Reprodução forçada ou não natural: Elefantes em cativeiro também são frequentemente submetidos a práticas de reprodução coercitiva. “A reprodução forçada (acasalamento) é essencialmente estupro”, disse Amil, da Fundação PAW. “Elefantes são extremamente seletivos. As fêmeas não acasalam indiscriminadamente; elas escolhem cuidadosamente um macho, assim como os humanos consideram quem pode proporcionar segurança e proteção para seu filho, até que ele atinja a maturidade — às vezes até os 15 anos de idade.”

A reprodução não natural acarreta riscos adicionais. “Os programas de reprodução em cativeiro normalmente dependem de um número muito reduzido de indivíduos, aumentando a consanguinidade oculta e acelerando a perda de diversidade genética”, observou o Dr. Reza Khan. “Com o tempo, isso enfraquece a resistência a doenças, a fertilidade e a adaptabilidade. A reprodução forçada também pode favorecer características inadequadas para a sobrevivência na natureza, desviando a atenção e os recursos de esforços genuínos de conservação.”

Excesso de trabalho e negligência: Muitos elefantes em cativeiro são levados à exaustão, chegando ao colapso, e às vezes são subalimentados e desidratados. Um elefante adulto precisa de cerca de 100 litros de água por dia, uma necessidade básica que muitas vezes é negada. Numerosos casos mostram elefantes morrendo de exaustão, resultado direto da negligência crônica.

Rompendo as correntes do cativeiro: O que precisa mudar?

Embora uma decisão do Tribunal Superior, em fevereiro de 2024, tenha suspendido a emissão e renovação de licenças para adoção de elefantes selvagens após uma petição judicial, a decisão pouco fez para melhorar a condição dos elefantes já em cativeiro. A reprodução forçada continuou, aumentando seu número — e, com ele, a exploração e o sofrimento. 

Ativistas dos direitos dos animais, biólogos da vida selvagem e especialistas de campo enfatizam a necessidade urgente de uma lista nacional atualizada e pública, mantida pelo Departamento Florestal, com todos os elefantes em cativeiro, para garantir o rastreamento adequado e prevenir abusos. Além disso, os especialistas recomendaram:

• Interromper imediatamente a reprodução forçada e responsabilizar rigorosamente os proprietários licenciados por mortes, abusos ou negligência.

• Estabelecer um sistema nacional de registro obrigatório para todos os elefantes em cativeiro, com o apoio de microchips, análise de DNA e um banco de dados central transparente.
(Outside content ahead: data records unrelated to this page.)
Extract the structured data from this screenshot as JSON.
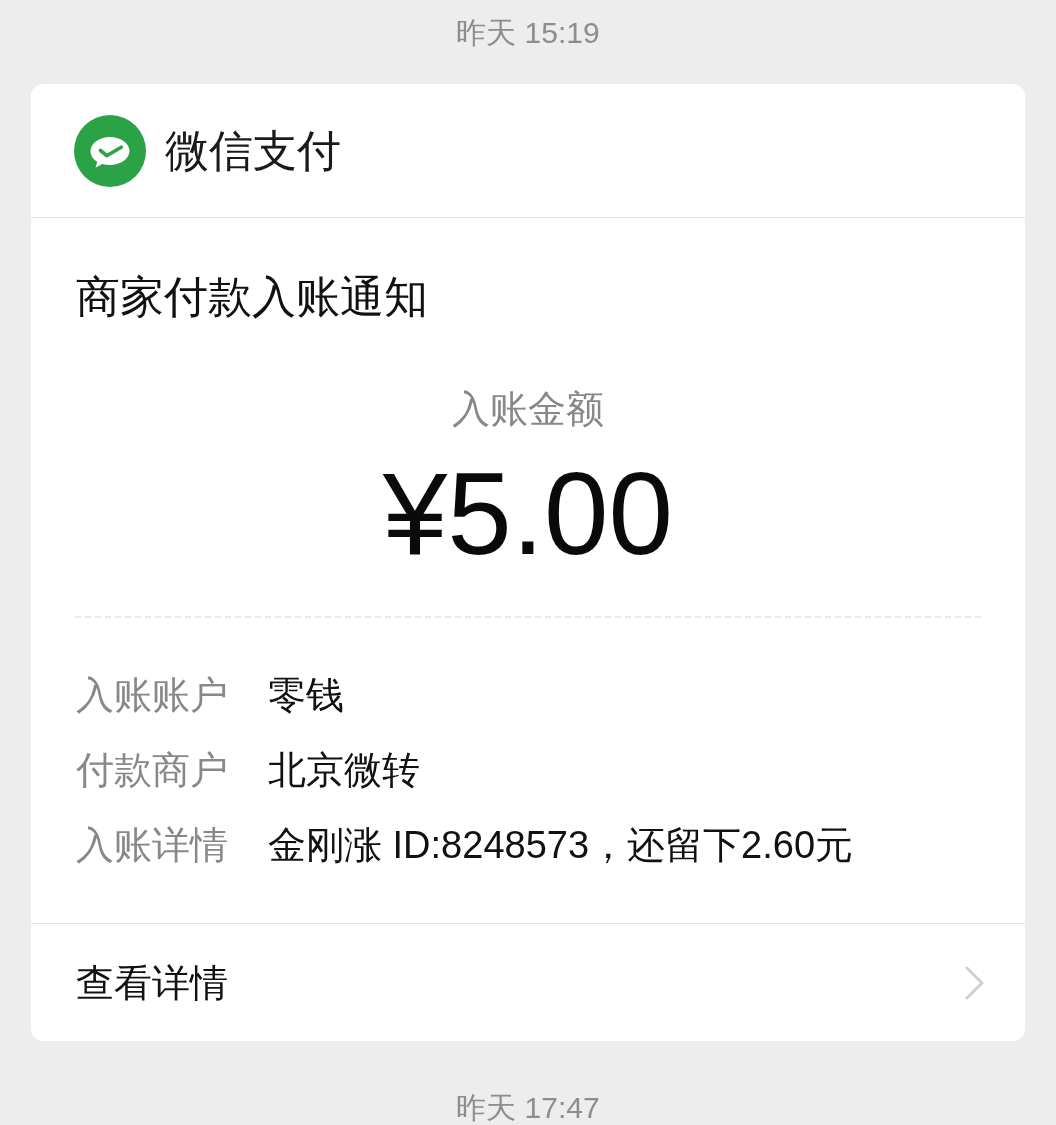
{
  "timestamp_top": "昨天 15:19",
  "card": {
    "app_name": "微信支付",
    "title": "商家付款入账通知",
    "amount_label": "入账金额",
    "amount": "¥5.00",
    "details": [
      {
        "label": "入账账户",
        "value": "零钱"
      },
      {
        "label": "付款商户",
        "value": "北京微转"
      },
      {
        "label": "入账详情",
        "value": "金刚涨 ID:8248573，还留下2.60元"
      }
    ],
    "link": "查看详情"
  },
  "timestamp_bottom": "昨天 17:47"
}
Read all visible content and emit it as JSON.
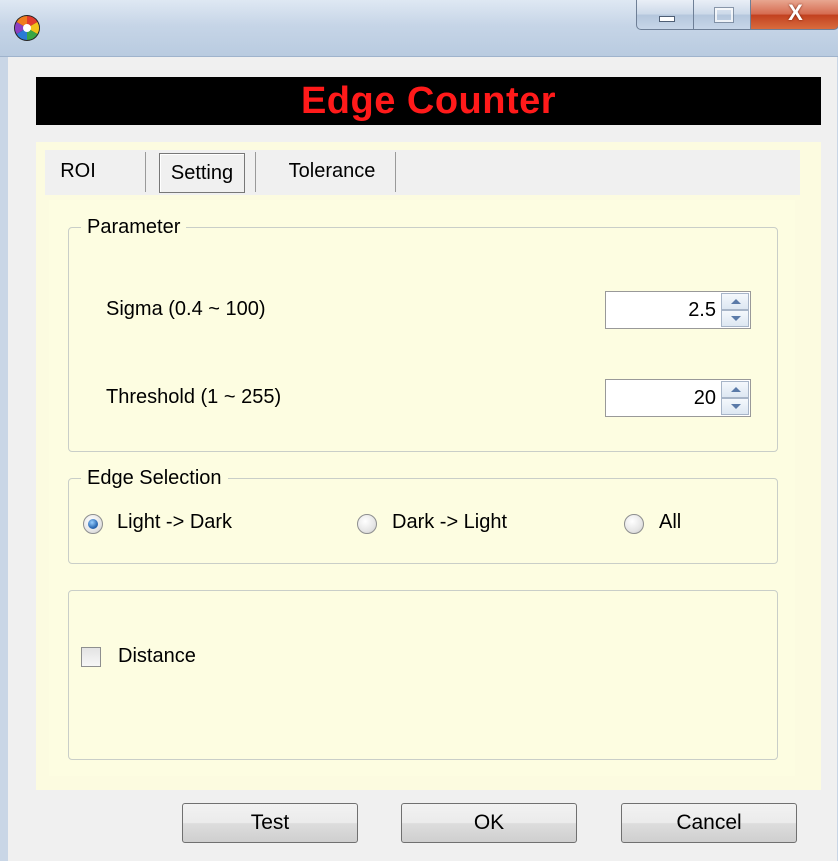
{
  "window": {
    "icon": "app-color-wheel-icon",
    "controls": {
      "minimize_icon": "minimize-icon",
      "maximize_icon": "maximize-icon",
      "close_icon": "close-icon",
      "close_glyph": "X"
    }
  },
  "banner": {
    "title": "Edge Counter",
    "text_color": "#ff1a1a",
    "background": "#000000"
  },
  "tabs": [
    {
      "label": "ROI",
      "selected": false
    },
    {
      "label": "Setting",
      "selected": true
    },
    {
      "label": "Tolerance",
      "selected": false
    }
  ],
  "parameter": {
    "title": "Parameter",
    "sigma": {
      "label": "Sigma (0.4 ~ 100)",
      "value": "2.5"
    },
    "threshold": {
      "label": "Threshold (1 ~ 255)",
      "value": "20"
    }
  },
  "edge_selection": {
    "title": "Edge Selection",
    "options": [
      {
        "label": "Light -> Dark",
        "checked": true
      },
      {
        "label": "Dark -> Light",
        "checked": false
      },
      {
        "label": "All",
        "checked": false
      }
    ]
  },
  "distance": {
    "label": "Distance",
    "checked": false
  },
  "buttons": {
    "test": "Test",
    "ok": "OK",
    "cancel": "Cancel"
  },
  "colors": {
    "page_background": "#fdfde1",
    "window_background": "#f0f0f0"
  }
}
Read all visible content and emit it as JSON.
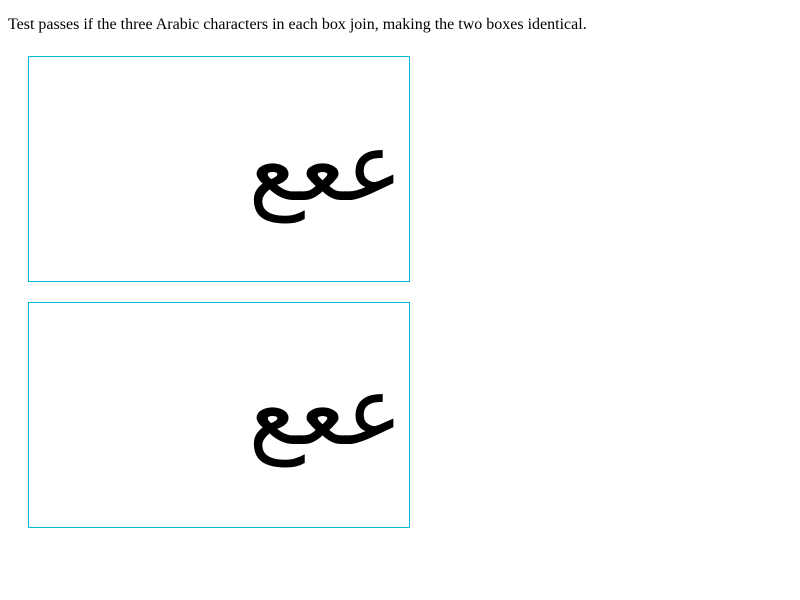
{
  "instructions": "Test passes if the three Arabic characters in each box join, making the two boxes identical.",
  "boxes": [
    {
      "text": "ع‍ع‍ع"
    },
    {
      "text": "ععع"
    }
  ],
  "colors": {
    "box_border": "#00bcd4",
    "text": "#000000",
    "background": "#ffffff"
  }
}
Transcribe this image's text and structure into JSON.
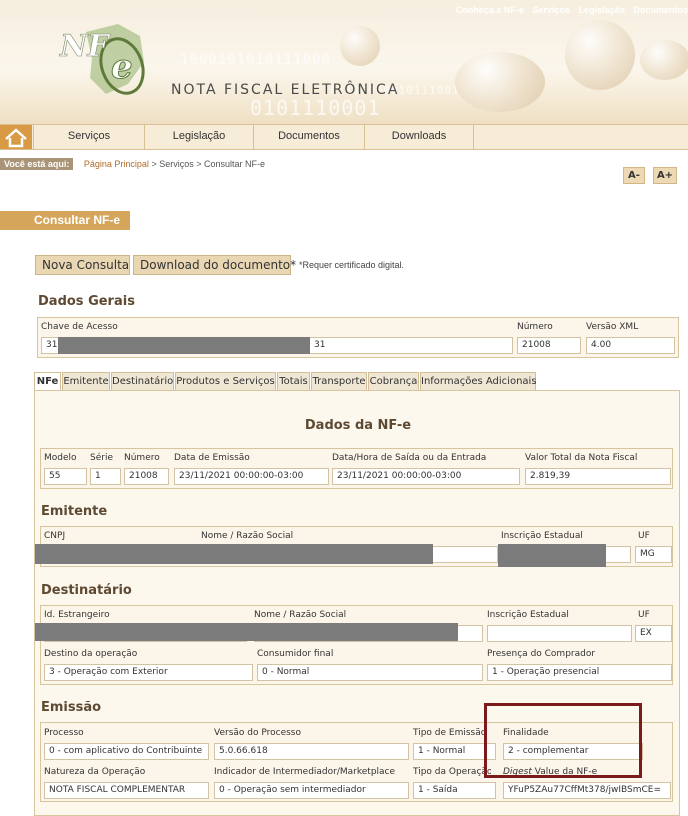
{
  "header": {
    "top_links": [
      "Conheça a NF-e",
      "Serviços",
      "Legislação",
      "Documentos"
    ],
    "brand_text": "NOTA FISCAL ELETRÔNICA",
    "logo_text": "NF-e",
    "binary_strings": [
      "1000101010111000",
      "01110000010111001",
      "0101110001"
    ]
  },
  "nav": {
    "items": [
      "Serviços",
      "Legislação",
      "Documentos",
      "Downloads"
    ]
  },
  "breadcrumb": {
    "label": "Você está aqui:",
    "home": "Página Principal",
    "sep": ">",
    "services": "Serviços",
    "current": "Consultar NF-e"
  },
  "font_controls": {
    "decrease": "A-",
    "increase": "A+"
  },
  "page_title": "Consultar NF-e",
  "actions": {
    "new_query": "Nova Consulta",
    "download": "Download do documento*",
    "note": "*Requer certificado digital."
  },
  "dados_gerais": {
    "title": "Dados Gerais",
    "chave_label": "Chave de Acesso",
    "chave_prefix": "31",
    "chave_suffix": "31",
    "numero_label": "Número",
    "numero": "21008",
    "versao_label": "Versão XML",
    "versao": "4.00"
  },
  "tabs": [
    "NFe",
    "Emitente",
    "Destinatário",
    "Produtos e Serviços",
    "Totais",
    "Transporte",
    "Cobrança",
    "Informações Adicionais"
  ],
  "dados_nfe": {
    "title": "Dados da NF-e",
    "labels": [
      "Modelo",
      "Série",
      "Número",
      "Data de Emissão",
      "Data/Hora de Saída ou da Entrada",
      "Valor Total da Nota Fiscal"
    ],
    "values": [
      "55",
      "1",
      "21008",
      "23/11/2021 00:00:00-03:00",
      "23/11/2021 00:00:00-03:00",
      "2.819,39"
    ]
  },
  "emitente": {
    "title": "Emitente",
    "labels": [
      "CNPJ",
      "Nome / Razão Social",
      "Inscrição Estadual",
      "UF"
    ],
    "uf": "MG"
  },
  "destinatario": {
    "title": "Destinatário",
    "labels": [
      "Id. Estrangeiro",
      "Nome / Razão Social",
      "Inscrição Estadual",
      "UF"
    ],
    "uf": "EX",
    "labels2": [
      "Destino da operação",
      "Consumidor final",
      "Presença do Comprador"
    ],
    "values2": [
      "3 - Operação com Exterior",
      "0 - Normal",
      "1 - Operação presencial"
    ]
  },
  "emissao": {
    "title": "Emissão",
    "labels": [
      "Processo",
      "Versão do Processo",
      "Tipo de Emissão",
      "Finalidade"
    ],
    "values": [
      "0 - com aplicativo do Contribuinte",
      "5.0.66.618",
      "1 - Normal",
      "2 - complementar"
    ],
    "labels2": [
      "Natureza da Operação",
      "Indicador de Intermediador/Marketplace",
      "Tipo da Operação",
      "Value da NF-e"
    ],
    "digest_label": "Digest",
    "values2": [
      "NOTA FISCAL COMPLEMENTAR",
      "0 - Operação sem intermediador",
      "1 - Saída",
      "YFuP5ZAu77CffMt378/jwIBSmCE="
    ]
  },
  "colors": {
    "accent": "#d6a55c",
    "highlight_border": "#7a1a1a",
    "section_title": "#5e4a33"
  }
}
• Capacitar as autoridades com financiamento adequado para realizar inspeções sem aviso prévio, confiscar elefantes vítimas de abuso e colocar os elefantes em cativeiro sob supervisão de conservação.

• Revitalizar a Divisão de Vida Selvagem do Departamento Florestal com biólogos de vida selvagem em tempo integral, orçamentos adequados, pessoal treinado, instalações veterinárias, sistemas de GPS e radiocolar, e infraestrutura adequada para o manejo de elefantes.

• Ampliar as ‘Equipes de Resposta a Elefantes’, apoiadas pelo governo, em todo o país, para gerenciar conflitos entre humanos e elefantes sem violência.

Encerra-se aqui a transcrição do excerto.